Despite how I felt, there wasn’t any real bad news. I felt pretty heavy and dark after meeting with all these surgeons but they hadn’t said anything I didn’t already know. I didn’t need to feel dark or bummed or sad but I was. It was a heavy two weeks. I felt myself get tired of fighting the “what if’s” and wanting more and more to slip into worry and self pity. I fought against the doom of perhaps not being alive in five years. But this is where I get supported and lifted up by peoples prayers and my amazing community. People to remind me of what’s true and what’s promised, most especially when things look quite the opposite. I do hate dismal undertones to my week though. But I ended my off chemo week feeling so good! I swear, my body is handling this whole chemo thing so well! My immune system is doing great, my white counts bounce right back. My tumor markers dropped to 193 before my third round of chemo. So I have a lot of things to be happy about and not disheartened about despite it all.
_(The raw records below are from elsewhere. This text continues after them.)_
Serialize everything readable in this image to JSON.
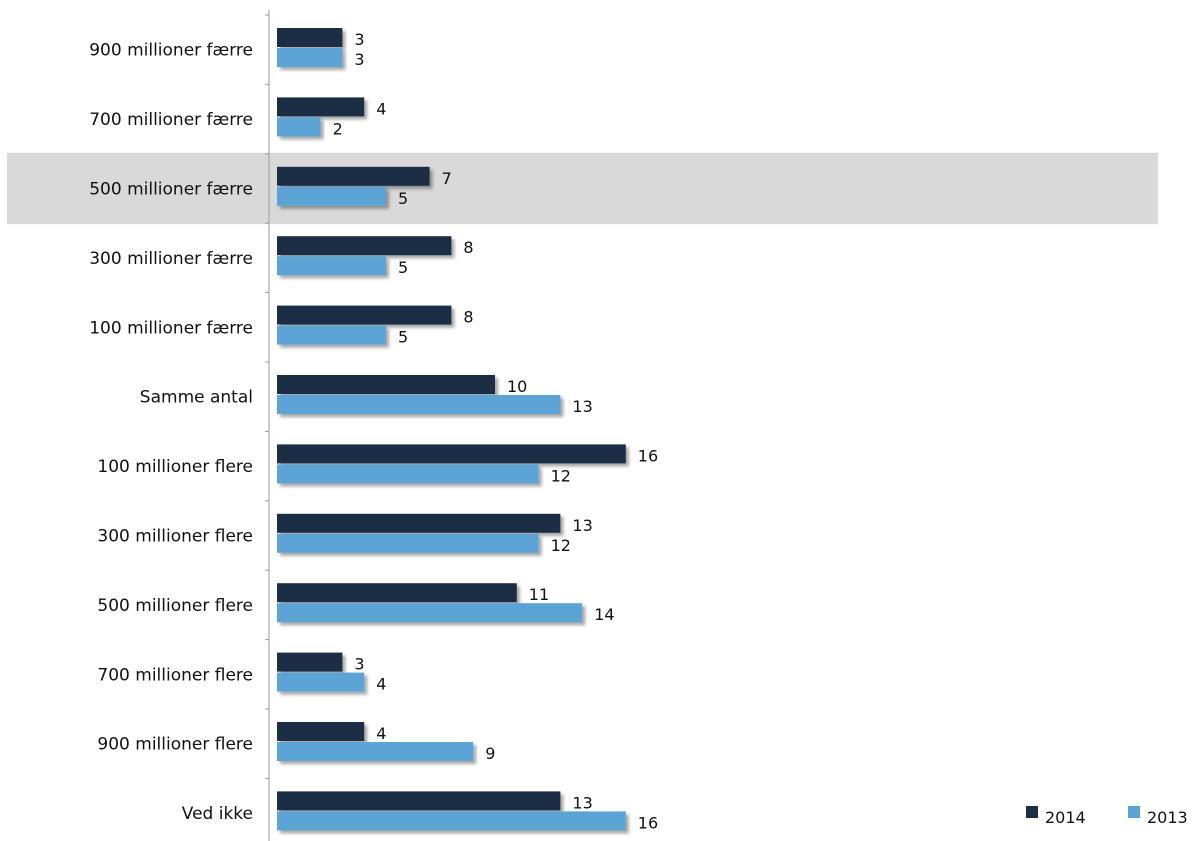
{
  "chart_data": {
    "type": "bar",
    "orientation": "horizontal",
    "categories": [
      "900 millioner færre",
      "700 millioner færre",
      "500 millioner færre",
      "300 millioner færre",
      "100 millioner færre",
      "Samme antal",
      "100 millioner flere",
      "300 millioner flere",
      "500 millioner flere",
      "700 millioner flere",
      "900 millioner flere",
      "Ved ikke"
    ],
    "series": [
      {
        "name": "2014",
        "color": "#1b2f45",
        "values": [
          3,
          4,
          7,
          8,
          8,
          10,
          16,
          13,
          11,
          3,
          4,
          13
        ]
      },
      {
        "name": "2013",
        "color": "#5ba3d6",
        "values": [
          3,
          2,
          5,
          5,
          5,
          13,
          12,
          12,
          14,
          4,
          9,
          16
        ]
      }
    ],
    "highlighted_category": "500 millioner færre",
    "highlight_color": "#d9d9d9",
    "legend_position": "bottom-right",
    "grid": false,
    "xlim": [
      0,
      16
    ]
  }
}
Here’s my “moral of the story,” the “takeaway,” the “nitty gritty,” the heart of the real struggle. Skip this paragraph if you hate encouraging things. Here’s some things I’ve read that have recently been encouraging, comforting, and help me be even a little bit brave. “Therefore may we continue to persevere, for even if we took our circumstances and cast all the darkness of human doubt upon them and then hastily piled as many difficulties together as we could find against Gods divine work, we could never move beyond the blessedness of his miracle working power. May we place our faith completely on Him for he is the God of the impossible.” If that doesn’t speak right to the heart of the matter, I don’t know what does. No matter how many of my doubts and fears become tangible reality, compiled with doctors projections and all the things that could go wrong, even then, I couldn’t move my circumstances beyond how powerful and surprisingly kind my God is. Sorry people who don’t believe in a God who does crazy irrational things on a bigger scale than your intellect, I feel sorry for you (and for myself for all the years I made God operate in my comfort zone of expectations and understanding). I’m learning that being prepared for the worst is really just a recipe for anxiety and unrealistic fears. For those of you who don’t know me, being prepared is my bread and butter. Instead, I’m preparing for invisible things to be worked out in my body and in the lives of a lot of other people. Does it mean I question my sanity? Regularly. But the alternative is truly terrifying and really insane. Impossible things it is! Something else I read said there is no reason why we shouldnt ask for great, too big for us, impossible things. Without a doubt, you will receive them if you have the courage to wait with “patient perseverance for Him and meanwhile doing those things that are within our power to do”. I can tell you for sure waiting with patient perseverance is the scariest thing I’ve done in my life!

P.s. Those quotes are from “Streams in the Desert”.

2 thoughts on “Surgeons.

  1. We are with you and we who embrace your faith in a great big awesome God who works wonders, know He loves you. We are standing with you loving you and cheering you on.